Павликом Морозовым он не стал, а стал диссидентом (точнее, умерено диссидентствующим).
К сожалению, всего этого с подробностями поклонники барда в его мемуарах не прочитают. Мемуары как жанр Дольского пока не привлекают. Из прозы может предложить только книгу с хулиганским названием "Я пришел, чтобы дать вам выпить" неопределенного жанра.
- Если мемуары и будут, - обещает он, - то тоже хулиганские.
***
После бесед с Александром Александровичем стало ясно, что его диссидентщина не просто дань определенному времени. Это - состояние души. Если раньше Саша Дольский не посещал пионерских собраний, не собирал металлолома, не пахал на целину и т. д., то теперь Александр Александрович тоже живет с приставкой "не". Не любит властей, не приветствует чеченскую войну, не терпит "зажравшуюся Москву", ненавидит московскую эстрадную тусовку и проч. Власти не любит, в частности, за то, что "все они маргиналы" и вообще "люди другой крови", не той, что узкая прослойка, которая называется интеллигенцией и к которой Дольский относит себя... "Чечню" не любит потому, что имеет трех сыновей и не желает из-за чьих-то политических амбиций отдавать их на бойню. "Зажравшуюся Москву" не привечает потому, что она "роскошною шалавою среди страны униженной" (слова из новой песни). Продолжим ряд: не любит Газманова, который целуется с Лужковым... Не любит сегодняшнюю Аллу Борисовну, которую находит вульгарной (а вот прежнюю рыженькую девочку Аллу, когда-то робко просившую переписать ей "песенку про импрессионистов", любит). Еще любит Лещенко и Кобзона, но странною любовью - раньше не любил, но на фоне всей сегодняшней "эстрадной дряни" полюбил безмерно. Не любит музыку Шнитке, а также картины Глазунова и спектакли Любимова на Таганке ("На Таганке, кроме Высоцкого, ничего стоящего никогда не было"). Все это он определяет коротким и категоричным "ерунда". Такой вот господин "вечное нет". Так что позитивную программу Дольского надо искать только в его песенках, особенно "из старенького" - "про звезду, что упала на ладошку", "месяц под номером восемь", "Аленушку" и проч.
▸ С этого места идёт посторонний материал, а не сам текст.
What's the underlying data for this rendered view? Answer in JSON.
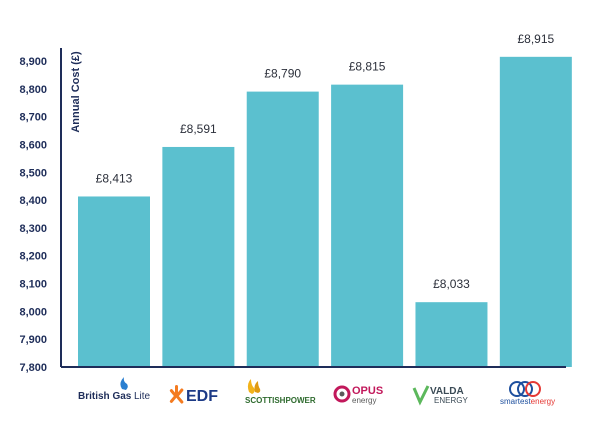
{
  "chart_data": {
    "type": "bar",
    "categories": [
      "British Gas Lite",
      "EDF",
      "SCOTTISHPOWER",
      "OPUS energy",
      "VALDA ENERGY",
      "smartestenergy"
    ],
    "values": [
      8413,
      8591,
      8790,
      8815,
      8033,
      8915
    ],
    "data_labels": [
      "£8,413",
      "£8,591",
      "£8,790",
      "£8,815",
      "£8,033",
      "£8,915"
    ],
    "ylabel": "Annual Cost (£)",
    "ylim": [
      7800,
      8950
    ],
    "yticks": [
      7800,
      7900,
      8000,
      8100,
      8200,
      8300,
      8400,
      8500,
      8600,
      8700,
      8800,
      8900
    ],
    "ytick_labels": [
      "7,800",
      "7,900",
      "8,000",
      "8,100",
      "8,200",
      "8,300",
      "8,400",
      "8,500",
      "8,600",
      "8,700",
      "8,800",
      "8,900"
    ],
    "bar_color": "#5bc0cf",
    "axis_color": "#1e2d59",
    "grid": false
  },
  "logos": {
    "british_gas": {
      "main": "British Gas",
      "suffix": "Lite",
      "color": "#1e2d59",
      "accent": "#2a7fd0"
    },
    "edf": {
      "text": "EDF",
      "color": "#1c3a86",
      "accent": "#f47b20"
    },
    "scottishpower": {
      "text": "SCOTTISHPOWER",
      "color": "#2f6b2f",
      "accent": "#f2b31b"
    },
    "opus": {
      "main": "OPUS",
      "sub": "energy",
      "color": "#c2185b",
      "accent": "#5a5a5a"
    },
    "valda": {
      "main": "VALDA",
      "sub": "ENERGY",
      "color": "#3a4a55",
      "accent": "#5cb85c"
    },
    "smartest": {
      "text_a": "smartest",
      "text_b": "energy",
      "color": "#1d4f9e",
      "accent": "#e53935"
    }
  }
}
- Извините меня, пожалуйста, - вздыхает он, - если я говорю что-то не так, извините...
Впрочем, эмигрировать из страны, где все не так, он не собирается. Хотя многие его друзья давно съехали. Побывал он "в заграницах", попел свои когда-то запрещенные песенки, посмотрел, как поживает русская диаспора. В Америке, Германии, Израиле...
- Им всем там плохо, - уверяет он. - Россия - отвратительная, ужасная страна, но она прекрасная страна для нас, нигде нет такой высокой культуры, как здесь.
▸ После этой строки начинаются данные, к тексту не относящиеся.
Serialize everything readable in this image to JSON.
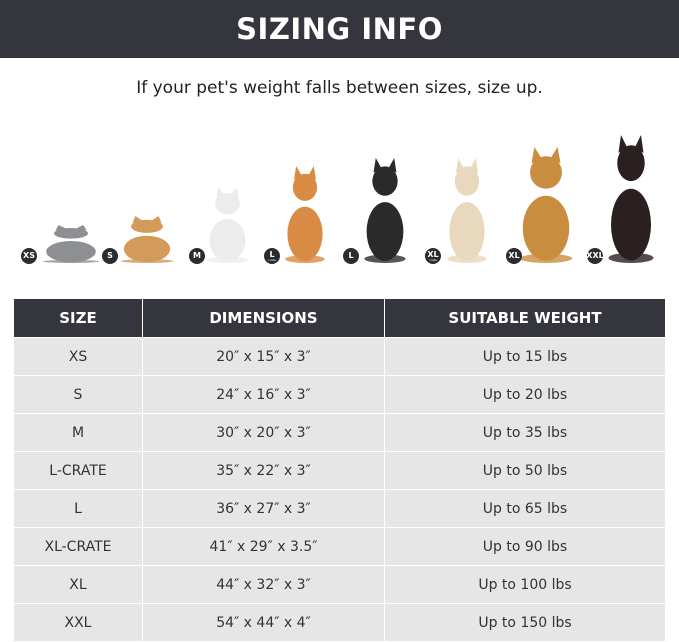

Так что "болит у меня Россия" - по-прежнему актуально.
***
После концерта на сцену, преодолев строй жаждущих автографов, прорвалась расстроенная дама с растрепанной прической "юность мира" - как будто "застрявшая" где-то в далеких шестидесятых - и, прижимая к животу большой виниловый диск, стала сбивчиво объяснять кумиру что-то про маму и про пластинку: "Вот мы с мамой... Всю жизнь слушали... и был праздник, и был "добрый Дольский", а теперь "Дольский недобрый" и праздника нет... И он все понял. Понял, что идолы не должны валиться с пьедесталов - эта подставка, для стойки "смирно"... И вернул даме ее "доброго Дольского" и ее прекрасную ностальгию:
- Я добрый... Я хочу быть добрым... До конца жизни хочу дожить так, чтобы сделать из себя доброго человека. От дрянного отойти. А добрым может быть только мудрый или дурачок, или князь Мышкин.
Кстати, добрый Дольский занесен в Энциклопедию великих людей тысячелетия (оказывается, есть такая):
- Болтаюсь где-то между Александром Македонским и Наполеоном, - говорит он.
Почему именно между Македонским и Наполеоном, не очень понятно. Если по алфавиту, то это где-то выше. Может, по степени значимости?..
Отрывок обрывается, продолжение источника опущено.